An overview of HDFS
The Hadoop file system was developed using distributed file system design and runs on commodity hardware. Unlike other distribution systems, the HDFS is very fault tolerant and is designed to run on low-cost hardware.
HDFS saves a lot of data and provides easier access. To store such huge information, files are stored in several machines. These files are stored in a redundant fashion to save the system from possible data lost in case of a crash. HDFS also provides applications for parallel processing.
HDFS Architecture
Below is the file system architecture of the Hadoop:
HDFS follows the master-slave architecture and has the following components:
Namenode
Namenode is a commodity hardware that contains the GNU / Linux operating system and Namenode software. Namenode is a software that can run on commodity hardware. The system that has the namenode acts as the primary server and does the following:
? Manages the file system name space.
? Set client access to files.
? Also executes file system operations such as rename, close, and open files and directories.
Datanode
Datanode is a commodity hardware that has a GNU / Linux operating system and datanode software. For each node in a cluster, there will be a datanode. These nodes manage their system data storage.

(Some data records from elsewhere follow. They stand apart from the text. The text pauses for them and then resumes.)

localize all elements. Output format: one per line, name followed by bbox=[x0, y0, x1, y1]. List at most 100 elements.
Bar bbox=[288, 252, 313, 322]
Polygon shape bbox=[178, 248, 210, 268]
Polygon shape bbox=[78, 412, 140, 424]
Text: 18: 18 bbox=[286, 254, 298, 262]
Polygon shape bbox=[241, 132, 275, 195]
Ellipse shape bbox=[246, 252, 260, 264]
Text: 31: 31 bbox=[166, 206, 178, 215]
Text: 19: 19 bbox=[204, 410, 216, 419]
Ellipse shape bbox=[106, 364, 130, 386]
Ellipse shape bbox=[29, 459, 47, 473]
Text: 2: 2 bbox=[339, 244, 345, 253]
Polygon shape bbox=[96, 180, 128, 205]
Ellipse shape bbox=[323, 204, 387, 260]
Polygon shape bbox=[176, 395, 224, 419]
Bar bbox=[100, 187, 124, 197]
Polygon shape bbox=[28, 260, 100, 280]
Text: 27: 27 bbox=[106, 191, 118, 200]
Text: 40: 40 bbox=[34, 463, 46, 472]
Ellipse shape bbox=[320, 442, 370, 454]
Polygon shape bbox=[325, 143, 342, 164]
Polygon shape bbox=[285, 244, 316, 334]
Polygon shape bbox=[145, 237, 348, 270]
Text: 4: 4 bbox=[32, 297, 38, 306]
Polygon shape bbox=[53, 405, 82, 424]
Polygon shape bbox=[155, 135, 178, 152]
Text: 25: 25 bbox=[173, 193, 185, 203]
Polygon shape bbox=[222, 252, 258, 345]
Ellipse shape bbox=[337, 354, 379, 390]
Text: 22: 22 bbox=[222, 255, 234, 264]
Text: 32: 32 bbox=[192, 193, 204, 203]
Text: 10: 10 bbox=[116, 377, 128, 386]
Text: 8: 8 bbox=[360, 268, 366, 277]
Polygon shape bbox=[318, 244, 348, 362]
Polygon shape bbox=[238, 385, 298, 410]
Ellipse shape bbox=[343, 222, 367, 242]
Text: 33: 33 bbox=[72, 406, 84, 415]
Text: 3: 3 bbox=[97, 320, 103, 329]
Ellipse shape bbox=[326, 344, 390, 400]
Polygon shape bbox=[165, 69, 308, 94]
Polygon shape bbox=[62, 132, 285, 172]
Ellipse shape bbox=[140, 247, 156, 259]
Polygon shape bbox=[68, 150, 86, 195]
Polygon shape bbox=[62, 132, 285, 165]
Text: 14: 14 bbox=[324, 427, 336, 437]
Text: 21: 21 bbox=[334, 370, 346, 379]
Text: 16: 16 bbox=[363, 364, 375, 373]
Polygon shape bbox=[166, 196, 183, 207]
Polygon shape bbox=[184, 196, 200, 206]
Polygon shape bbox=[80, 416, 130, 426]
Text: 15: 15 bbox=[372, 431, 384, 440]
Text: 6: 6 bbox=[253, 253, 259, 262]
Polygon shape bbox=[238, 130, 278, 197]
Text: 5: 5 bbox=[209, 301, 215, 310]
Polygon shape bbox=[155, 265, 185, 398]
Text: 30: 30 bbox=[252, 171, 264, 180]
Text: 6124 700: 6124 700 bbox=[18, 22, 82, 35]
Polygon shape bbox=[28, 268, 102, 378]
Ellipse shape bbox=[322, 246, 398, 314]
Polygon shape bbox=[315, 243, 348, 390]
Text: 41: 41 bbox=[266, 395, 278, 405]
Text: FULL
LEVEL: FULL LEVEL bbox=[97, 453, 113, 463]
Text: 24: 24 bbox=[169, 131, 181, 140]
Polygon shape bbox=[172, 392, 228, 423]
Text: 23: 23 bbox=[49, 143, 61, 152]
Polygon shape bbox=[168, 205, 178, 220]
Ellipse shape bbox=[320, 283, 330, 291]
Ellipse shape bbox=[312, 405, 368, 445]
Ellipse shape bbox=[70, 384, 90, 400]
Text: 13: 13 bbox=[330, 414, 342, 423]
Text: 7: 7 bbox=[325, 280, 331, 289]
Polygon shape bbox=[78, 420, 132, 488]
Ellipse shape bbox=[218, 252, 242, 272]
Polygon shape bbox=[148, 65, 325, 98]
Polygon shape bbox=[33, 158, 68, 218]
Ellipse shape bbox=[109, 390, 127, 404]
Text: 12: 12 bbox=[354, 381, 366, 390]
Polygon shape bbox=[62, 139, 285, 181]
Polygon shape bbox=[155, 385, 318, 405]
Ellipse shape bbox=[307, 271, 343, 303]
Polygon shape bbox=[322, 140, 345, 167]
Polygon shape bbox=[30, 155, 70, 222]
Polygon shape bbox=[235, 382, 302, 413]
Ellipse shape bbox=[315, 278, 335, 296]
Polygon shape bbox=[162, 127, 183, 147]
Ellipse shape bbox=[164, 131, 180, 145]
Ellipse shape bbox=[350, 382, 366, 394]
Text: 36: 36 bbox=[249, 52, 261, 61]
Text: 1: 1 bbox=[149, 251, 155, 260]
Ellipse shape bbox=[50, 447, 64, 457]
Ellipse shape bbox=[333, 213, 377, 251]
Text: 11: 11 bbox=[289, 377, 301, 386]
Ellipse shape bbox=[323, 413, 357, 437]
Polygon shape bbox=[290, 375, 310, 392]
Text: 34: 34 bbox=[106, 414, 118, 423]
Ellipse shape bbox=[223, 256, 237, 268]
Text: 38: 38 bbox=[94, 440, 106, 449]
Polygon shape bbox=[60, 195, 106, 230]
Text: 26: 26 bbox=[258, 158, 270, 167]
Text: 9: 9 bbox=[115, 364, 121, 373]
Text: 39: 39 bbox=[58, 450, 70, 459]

? Datanodes performs read and write operations on the file system when requested by the client.
? They also perform operations such as block creation, deletion, and replication according to the namenode instructions.
Block
Generally, user data is stored in HDFS files. Files in a file system are divided into one or more sections and stored in separate data nodes. These file sections are called blocks. In other words, the minimum amount of data that the HDFS can read or write is called a block. The block size is 64MB by default, but can be increased as needed by changing HDFS settings.